Because strikes are not as common as they used to be, he said, people might not strike for fear someone will replace them or their workplaces will close down.

“Employees are worried about losing their job,” Budd said. “This strike is similar to others in that way.”

But, he said, because it is difficult to replace public transit workers and it is unlikely the public transit system would close down, the union in this case has more power.

Time will tell

Though this strike is entering its 36th day, Budd said strikes usually last approximately two weeks.

“Typically what happens is after a week or so, the two parties start to change their attitude and start to loosen their position and say, ‘OK, we’ve made our point let’s see if we can get back to work,’ ” he said.

But they can go on for much longer. Budd said the grocery strike in California lasted five months. He said in 1985, Hormel workers went on strike for a year.

Budd said strikes have happened since the beginning of time.

“There’s been strikes as long as there have been people working for other people,” he said. “Workers protested through striking when they were building the pyramids. When child labor was a problem, children went on strike.”

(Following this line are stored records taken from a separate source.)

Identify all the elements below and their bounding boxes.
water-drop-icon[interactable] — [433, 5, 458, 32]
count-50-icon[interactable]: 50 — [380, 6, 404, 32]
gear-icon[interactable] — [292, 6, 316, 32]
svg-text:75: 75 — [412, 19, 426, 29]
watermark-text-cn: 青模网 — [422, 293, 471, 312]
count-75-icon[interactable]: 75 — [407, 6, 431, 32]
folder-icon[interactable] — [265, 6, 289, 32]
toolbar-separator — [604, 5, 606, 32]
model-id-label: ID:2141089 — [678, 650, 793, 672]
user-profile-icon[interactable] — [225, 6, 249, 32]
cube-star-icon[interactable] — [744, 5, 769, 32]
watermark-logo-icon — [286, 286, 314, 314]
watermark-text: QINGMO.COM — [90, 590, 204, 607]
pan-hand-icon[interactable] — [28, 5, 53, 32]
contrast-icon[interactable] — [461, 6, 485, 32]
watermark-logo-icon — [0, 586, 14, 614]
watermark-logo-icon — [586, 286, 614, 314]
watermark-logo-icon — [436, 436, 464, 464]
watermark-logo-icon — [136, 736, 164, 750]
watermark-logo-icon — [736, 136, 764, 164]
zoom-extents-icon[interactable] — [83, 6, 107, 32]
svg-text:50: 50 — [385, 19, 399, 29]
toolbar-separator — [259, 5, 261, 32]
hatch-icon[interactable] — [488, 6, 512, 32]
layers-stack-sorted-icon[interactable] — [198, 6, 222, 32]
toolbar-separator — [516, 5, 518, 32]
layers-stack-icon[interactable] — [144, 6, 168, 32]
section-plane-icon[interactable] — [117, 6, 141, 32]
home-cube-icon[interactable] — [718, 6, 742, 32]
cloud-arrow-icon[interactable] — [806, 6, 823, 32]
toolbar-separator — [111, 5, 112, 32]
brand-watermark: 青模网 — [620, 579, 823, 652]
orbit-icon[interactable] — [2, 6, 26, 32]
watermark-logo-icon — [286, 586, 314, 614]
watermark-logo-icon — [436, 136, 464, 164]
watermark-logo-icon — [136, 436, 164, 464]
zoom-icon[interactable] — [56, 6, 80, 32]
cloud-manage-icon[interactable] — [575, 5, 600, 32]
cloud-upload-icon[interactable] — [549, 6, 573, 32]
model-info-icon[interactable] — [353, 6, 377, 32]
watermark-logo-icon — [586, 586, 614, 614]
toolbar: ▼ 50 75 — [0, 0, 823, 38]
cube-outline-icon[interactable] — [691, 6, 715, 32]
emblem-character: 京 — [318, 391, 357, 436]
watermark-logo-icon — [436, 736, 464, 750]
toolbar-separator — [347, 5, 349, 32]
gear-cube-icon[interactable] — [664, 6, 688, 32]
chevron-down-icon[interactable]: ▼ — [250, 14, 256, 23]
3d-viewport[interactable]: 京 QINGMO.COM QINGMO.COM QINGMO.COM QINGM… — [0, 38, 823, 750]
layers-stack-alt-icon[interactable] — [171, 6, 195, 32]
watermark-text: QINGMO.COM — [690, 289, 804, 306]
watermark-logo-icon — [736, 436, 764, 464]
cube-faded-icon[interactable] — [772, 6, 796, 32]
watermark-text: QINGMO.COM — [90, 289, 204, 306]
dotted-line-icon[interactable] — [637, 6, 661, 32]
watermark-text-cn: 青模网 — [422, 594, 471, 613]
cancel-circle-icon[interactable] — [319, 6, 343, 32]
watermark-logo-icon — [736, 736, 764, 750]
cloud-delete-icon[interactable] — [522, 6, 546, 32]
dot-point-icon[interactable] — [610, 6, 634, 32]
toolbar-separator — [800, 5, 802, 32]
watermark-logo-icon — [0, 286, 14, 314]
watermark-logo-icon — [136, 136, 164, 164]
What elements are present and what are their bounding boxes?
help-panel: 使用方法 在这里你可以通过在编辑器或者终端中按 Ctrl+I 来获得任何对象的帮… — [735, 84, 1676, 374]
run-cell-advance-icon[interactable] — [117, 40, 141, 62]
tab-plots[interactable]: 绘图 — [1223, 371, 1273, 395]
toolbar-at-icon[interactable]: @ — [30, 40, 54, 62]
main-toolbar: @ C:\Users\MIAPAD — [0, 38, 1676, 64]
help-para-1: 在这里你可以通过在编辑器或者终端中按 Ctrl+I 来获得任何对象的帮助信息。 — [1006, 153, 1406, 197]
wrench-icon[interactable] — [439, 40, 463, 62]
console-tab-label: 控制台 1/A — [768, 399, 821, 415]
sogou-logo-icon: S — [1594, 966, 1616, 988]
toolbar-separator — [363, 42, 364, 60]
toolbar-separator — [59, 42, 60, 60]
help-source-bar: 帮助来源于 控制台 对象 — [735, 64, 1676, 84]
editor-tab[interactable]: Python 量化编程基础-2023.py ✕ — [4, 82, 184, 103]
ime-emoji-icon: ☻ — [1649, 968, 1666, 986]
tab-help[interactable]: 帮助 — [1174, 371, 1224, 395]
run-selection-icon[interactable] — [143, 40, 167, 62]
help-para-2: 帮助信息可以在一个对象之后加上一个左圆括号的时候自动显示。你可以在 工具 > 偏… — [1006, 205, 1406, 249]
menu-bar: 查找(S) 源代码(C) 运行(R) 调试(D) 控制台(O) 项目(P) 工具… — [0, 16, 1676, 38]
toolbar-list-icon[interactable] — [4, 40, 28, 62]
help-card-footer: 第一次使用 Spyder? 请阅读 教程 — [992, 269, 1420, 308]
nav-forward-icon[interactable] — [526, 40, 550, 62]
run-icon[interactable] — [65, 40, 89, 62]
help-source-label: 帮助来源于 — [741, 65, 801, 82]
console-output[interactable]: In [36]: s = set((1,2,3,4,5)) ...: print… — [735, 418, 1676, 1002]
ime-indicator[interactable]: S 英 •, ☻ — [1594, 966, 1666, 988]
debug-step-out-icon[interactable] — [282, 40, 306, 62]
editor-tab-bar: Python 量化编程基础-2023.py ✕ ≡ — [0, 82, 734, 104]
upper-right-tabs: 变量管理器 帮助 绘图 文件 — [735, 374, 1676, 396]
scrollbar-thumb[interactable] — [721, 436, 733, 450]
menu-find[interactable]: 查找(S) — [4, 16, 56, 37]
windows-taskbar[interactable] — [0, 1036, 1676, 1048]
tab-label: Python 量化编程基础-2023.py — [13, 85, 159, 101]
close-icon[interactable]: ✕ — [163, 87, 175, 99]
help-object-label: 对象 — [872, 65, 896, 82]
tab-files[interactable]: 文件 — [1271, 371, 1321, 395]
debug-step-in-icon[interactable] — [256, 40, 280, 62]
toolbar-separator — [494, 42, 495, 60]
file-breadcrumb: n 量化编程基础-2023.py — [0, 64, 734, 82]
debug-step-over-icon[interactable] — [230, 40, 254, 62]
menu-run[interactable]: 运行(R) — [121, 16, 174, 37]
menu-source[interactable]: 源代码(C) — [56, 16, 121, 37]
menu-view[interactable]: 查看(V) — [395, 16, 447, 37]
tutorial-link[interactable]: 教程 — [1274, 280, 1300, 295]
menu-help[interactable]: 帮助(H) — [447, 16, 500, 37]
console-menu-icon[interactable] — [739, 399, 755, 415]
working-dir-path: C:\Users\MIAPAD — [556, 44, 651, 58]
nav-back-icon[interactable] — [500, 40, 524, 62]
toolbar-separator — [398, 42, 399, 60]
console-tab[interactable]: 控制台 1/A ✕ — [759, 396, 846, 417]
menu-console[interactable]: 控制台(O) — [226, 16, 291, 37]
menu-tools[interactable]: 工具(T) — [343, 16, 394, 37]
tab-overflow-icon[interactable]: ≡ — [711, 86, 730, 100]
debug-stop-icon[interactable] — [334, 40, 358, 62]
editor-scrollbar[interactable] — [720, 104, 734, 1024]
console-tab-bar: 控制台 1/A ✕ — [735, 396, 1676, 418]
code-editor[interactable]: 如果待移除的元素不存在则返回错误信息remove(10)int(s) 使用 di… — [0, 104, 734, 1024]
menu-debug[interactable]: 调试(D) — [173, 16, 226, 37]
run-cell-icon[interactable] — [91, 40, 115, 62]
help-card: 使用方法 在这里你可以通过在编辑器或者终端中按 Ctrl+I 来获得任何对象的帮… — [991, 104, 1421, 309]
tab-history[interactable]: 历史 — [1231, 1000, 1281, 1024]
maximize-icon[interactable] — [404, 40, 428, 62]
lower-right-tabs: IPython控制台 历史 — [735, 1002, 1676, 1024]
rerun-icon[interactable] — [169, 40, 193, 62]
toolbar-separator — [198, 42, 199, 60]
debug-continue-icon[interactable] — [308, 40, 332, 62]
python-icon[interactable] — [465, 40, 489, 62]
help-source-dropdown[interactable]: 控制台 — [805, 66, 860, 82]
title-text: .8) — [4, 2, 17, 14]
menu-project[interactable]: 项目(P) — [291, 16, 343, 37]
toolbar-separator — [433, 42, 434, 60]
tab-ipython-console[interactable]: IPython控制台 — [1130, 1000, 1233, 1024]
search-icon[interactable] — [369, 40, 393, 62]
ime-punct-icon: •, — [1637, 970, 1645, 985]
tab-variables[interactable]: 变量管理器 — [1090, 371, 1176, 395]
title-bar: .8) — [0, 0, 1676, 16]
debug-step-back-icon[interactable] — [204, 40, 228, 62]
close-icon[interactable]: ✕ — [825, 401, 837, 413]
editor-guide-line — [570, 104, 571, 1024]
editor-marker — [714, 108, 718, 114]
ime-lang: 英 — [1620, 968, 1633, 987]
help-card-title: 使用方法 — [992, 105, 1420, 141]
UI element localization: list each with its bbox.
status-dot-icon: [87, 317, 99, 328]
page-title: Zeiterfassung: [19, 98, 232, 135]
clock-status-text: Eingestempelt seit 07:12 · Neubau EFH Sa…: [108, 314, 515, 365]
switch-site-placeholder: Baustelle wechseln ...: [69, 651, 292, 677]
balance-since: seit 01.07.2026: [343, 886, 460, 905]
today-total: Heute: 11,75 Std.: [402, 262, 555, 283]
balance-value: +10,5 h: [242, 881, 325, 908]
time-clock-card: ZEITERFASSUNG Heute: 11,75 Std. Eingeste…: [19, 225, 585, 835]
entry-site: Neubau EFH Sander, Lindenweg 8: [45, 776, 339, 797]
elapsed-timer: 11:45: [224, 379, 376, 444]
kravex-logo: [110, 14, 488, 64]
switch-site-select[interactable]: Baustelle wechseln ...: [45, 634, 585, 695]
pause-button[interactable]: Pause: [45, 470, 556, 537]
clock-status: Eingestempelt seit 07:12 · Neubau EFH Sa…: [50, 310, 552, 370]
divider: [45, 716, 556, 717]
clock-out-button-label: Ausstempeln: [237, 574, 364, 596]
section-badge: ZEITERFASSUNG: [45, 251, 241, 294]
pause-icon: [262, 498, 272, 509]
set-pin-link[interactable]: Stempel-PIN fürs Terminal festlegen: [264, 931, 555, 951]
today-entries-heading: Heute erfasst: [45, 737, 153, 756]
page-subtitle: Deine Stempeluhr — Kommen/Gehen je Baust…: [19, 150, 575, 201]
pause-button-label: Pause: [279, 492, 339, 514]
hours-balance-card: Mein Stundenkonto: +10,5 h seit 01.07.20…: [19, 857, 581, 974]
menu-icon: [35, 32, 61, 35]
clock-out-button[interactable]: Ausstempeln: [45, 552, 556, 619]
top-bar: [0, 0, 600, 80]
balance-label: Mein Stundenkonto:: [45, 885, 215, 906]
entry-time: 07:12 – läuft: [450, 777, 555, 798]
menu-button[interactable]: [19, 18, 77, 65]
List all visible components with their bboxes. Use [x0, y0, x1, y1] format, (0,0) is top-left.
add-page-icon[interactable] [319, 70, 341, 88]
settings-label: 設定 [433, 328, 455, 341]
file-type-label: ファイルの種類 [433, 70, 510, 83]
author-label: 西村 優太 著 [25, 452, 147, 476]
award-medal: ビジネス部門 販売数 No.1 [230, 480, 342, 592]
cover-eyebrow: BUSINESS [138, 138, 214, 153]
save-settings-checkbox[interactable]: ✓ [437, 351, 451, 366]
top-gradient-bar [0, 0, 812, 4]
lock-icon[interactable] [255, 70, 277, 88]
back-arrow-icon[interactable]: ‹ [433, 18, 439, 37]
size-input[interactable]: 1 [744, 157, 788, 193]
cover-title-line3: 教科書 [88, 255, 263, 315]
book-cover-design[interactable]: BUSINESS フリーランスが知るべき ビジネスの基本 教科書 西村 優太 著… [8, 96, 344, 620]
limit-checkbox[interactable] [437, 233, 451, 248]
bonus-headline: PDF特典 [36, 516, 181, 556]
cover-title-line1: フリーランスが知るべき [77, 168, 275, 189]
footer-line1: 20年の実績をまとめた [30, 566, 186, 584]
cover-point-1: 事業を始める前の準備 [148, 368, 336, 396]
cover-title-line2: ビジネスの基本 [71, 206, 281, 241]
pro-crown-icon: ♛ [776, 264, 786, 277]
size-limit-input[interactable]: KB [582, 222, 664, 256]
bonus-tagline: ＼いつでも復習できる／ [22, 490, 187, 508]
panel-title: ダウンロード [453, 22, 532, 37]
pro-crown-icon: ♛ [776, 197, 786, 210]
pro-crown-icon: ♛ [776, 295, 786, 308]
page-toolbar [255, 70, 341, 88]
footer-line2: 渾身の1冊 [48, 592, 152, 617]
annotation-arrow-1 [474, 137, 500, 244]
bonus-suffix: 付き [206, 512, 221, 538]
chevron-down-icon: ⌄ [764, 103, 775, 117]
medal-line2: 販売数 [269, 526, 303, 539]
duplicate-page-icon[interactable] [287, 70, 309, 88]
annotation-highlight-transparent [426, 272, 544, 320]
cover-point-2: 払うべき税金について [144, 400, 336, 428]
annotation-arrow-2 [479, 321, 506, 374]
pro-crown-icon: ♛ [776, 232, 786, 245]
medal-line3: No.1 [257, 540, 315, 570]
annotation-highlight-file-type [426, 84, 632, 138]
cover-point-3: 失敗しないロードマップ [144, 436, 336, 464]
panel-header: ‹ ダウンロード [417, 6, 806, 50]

But the politics of the situation are abnormal, he said.

The Amalgamated Transit Union Local 1005 – which represents 2,150 Metro Transit workers – and the Metropolitan Council – which oversees Metro Transit – still refuse to budge.

“The union has to be able to save face. The union has to have something to go back to its membership and say, ‘We’ve won something, let’s settle the strike,’ ” Budd said. “Met Council has been so public in saying what it can and cannot do that it’s difficult for them to back off that.”